The new data privacy law could also have a huge impact on the small army of tech firms that comes between giants like Google and its users to harvest and crunch data from websites to form very specific consumer profiles.
Were the regulator to find in favour of the plaintiffs, that could undermine the foundations of the data-driven model on with the online ad industry – forecast by research firm eMarketer to grow to $273 billion (roughly Rs. 19.6 lakh crores) this year – depends.
The GDPR is the first data privacy regime that foresees heavy fines for serious violations – of up to 4 percent of a company’s global turnover.
The filing, on behalf of Ryan, Jim Killock of the Open Rights Group, a non-profit organisation, and academic Michael Veale of University College London, coincided with the opening of a major digital marketing fair in Cologne, Germany.
A copy of the complaint seen by Reuters argues that Google and the adtech industry commit “wide-scale and systematic breaches of the data protection regime” through the way they place personalised online ads.
This happens through a process called “real-time bidding” and does so through two main channels. One, called OpenRTB, is used by most players in the industry, while a second, called Authorised Buyers, is run by Google.

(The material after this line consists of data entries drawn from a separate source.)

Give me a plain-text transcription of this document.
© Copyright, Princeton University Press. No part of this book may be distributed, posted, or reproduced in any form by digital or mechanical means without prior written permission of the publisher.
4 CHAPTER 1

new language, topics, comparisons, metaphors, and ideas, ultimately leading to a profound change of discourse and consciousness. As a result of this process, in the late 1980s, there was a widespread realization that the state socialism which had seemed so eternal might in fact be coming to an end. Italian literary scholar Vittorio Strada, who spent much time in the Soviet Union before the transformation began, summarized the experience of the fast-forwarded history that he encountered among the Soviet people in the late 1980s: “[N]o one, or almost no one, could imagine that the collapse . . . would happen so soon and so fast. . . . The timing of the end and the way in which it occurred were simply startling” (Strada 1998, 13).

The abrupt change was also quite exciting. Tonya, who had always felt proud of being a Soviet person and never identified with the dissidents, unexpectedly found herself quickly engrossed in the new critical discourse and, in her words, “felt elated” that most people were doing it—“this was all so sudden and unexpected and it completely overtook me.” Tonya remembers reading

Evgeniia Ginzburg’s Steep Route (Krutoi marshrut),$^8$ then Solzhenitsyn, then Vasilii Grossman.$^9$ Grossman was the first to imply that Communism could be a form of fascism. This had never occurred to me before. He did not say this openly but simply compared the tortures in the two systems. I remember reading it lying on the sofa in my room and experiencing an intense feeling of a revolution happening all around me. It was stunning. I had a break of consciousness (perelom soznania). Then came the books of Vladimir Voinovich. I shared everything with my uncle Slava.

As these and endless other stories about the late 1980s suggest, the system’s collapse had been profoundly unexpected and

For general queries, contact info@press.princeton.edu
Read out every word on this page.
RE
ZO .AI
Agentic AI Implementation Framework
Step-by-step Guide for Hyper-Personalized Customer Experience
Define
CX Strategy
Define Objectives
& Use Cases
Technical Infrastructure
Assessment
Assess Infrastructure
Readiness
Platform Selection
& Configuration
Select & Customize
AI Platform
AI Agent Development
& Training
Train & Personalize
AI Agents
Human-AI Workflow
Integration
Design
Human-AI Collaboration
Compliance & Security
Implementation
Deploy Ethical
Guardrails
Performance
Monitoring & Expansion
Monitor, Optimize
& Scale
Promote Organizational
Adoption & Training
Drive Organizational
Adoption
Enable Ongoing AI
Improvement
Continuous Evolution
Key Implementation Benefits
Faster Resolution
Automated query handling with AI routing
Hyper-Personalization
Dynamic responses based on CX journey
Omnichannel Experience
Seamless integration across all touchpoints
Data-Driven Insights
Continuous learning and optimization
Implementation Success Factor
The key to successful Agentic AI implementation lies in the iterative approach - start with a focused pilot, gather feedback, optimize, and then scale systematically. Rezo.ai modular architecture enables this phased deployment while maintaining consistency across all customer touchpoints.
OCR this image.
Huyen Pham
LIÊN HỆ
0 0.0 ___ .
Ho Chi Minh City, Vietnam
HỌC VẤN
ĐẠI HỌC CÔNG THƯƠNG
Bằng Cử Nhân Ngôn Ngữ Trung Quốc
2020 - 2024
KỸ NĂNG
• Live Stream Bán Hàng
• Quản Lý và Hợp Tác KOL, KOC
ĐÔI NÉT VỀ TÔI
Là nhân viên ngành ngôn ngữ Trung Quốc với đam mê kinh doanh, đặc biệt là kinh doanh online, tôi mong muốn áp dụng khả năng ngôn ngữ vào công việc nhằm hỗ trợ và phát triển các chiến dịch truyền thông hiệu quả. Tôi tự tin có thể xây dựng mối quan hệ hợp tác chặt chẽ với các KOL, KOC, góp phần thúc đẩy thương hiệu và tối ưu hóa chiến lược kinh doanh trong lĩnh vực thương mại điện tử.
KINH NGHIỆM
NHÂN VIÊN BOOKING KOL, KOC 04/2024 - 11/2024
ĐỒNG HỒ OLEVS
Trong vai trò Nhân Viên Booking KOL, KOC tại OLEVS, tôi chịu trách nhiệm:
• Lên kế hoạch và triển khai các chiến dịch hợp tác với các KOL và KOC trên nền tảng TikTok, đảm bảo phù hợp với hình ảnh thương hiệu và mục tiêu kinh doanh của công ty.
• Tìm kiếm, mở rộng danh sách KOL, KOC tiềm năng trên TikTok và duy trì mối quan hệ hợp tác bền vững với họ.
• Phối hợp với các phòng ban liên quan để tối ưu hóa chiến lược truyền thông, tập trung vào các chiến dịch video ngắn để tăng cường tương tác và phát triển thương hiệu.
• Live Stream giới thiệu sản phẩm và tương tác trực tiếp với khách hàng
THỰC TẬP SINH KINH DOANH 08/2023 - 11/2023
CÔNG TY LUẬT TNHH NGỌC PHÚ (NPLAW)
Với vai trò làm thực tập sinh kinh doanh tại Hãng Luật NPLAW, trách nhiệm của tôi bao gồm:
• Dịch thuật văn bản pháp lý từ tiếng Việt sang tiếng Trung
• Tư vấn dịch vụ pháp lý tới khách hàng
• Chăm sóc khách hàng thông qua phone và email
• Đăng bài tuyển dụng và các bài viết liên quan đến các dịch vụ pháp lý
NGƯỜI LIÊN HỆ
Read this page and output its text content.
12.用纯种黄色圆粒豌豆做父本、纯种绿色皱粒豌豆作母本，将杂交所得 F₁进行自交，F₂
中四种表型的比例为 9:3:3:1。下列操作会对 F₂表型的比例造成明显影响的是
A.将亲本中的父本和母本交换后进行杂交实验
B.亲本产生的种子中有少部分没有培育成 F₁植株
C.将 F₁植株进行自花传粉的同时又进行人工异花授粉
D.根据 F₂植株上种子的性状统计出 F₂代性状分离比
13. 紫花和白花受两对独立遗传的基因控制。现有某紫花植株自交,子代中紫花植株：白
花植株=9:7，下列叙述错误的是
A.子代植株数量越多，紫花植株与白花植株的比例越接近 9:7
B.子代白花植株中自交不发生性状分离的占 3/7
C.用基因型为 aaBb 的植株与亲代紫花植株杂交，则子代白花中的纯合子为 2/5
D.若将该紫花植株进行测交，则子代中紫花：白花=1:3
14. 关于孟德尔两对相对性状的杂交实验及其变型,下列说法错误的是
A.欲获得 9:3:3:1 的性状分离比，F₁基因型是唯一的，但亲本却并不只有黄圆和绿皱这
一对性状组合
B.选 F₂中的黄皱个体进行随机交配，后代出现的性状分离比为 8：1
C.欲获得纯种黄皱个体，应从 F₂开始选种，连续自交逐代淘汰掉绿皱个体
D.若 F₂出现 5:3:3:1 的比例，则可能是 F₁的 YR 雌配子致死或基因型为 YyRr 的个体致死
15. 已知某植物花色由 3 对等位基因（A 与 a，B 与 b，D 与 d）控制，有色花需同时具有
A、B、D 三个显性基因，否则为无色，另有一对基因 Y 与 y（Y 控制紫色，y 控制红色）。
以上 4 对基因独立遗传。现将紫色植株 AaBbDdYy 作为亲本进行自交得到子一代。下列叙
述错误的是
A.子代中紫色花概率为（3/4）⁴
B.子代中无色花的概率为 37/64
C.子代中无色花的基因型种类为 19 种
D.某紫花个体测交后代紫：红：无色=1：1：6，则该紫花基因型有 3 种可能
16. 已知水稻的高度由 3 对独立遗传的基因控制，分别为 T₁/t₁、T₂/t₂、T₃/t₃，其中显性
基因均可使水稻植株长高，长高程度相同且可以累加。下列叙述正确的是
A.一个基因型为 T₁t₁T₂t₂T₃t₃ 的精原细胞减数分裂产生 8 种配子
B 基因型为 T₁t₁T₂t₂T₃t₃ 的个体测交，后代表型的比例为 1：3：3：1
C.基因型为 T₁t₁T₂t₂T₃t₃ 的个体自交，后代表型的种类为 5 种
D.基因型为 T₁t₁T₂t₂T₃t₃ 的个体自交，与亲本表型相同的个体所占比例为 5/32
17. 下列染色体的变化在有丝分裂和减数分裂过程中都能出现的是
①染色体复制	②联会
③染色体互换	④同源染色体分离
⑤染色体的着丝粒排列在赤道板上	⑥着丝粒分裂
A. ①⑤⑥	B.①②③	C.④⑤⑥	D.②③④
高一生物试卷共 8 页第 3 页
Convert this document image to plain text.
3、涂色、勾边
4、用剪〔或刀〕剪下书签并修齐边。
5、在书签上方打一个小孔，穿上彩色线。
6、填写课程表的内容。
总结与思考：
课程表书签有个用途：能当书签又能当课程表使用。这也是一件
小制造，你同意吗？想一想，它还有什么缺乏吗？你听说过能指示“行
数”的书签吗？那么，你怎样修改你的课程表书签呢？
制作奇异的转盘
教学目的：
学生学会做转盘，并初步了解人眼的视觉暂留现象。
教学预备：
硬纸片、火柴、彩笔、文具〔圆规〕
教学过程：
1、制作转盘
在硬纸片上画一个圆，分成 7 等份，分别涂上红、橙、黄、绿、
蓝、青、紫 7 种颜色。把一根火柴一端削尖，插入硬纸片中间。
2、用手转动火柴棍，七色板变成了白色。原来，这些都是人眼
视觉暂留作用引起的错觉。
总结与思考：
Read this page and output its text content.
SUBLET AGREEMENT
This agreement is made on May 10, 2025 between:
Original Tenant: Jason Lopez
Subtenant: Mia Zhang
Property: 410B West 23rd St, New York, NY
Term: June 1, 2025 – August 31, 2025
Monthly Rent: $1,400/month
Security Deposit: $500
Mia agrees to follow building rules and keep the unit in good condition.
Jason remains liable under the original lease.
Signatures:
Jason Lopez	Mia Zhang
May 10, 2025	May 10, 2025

The complaint argues that these gather and broadcast more personal data than could be justified for advertising purposes; that this data is then subject to further unauthorised processing; and that it can include sensitive information such as sexuality, ethnicity or political opinions.
Ravi Naik, a partner at ITN Solicitors in London who is representing the plaintiffs, said this case addressed a long-standing data-protection concern that “is likely to have far reaching and dramatic consequences, which may change our fundamental relationship with the Internet”.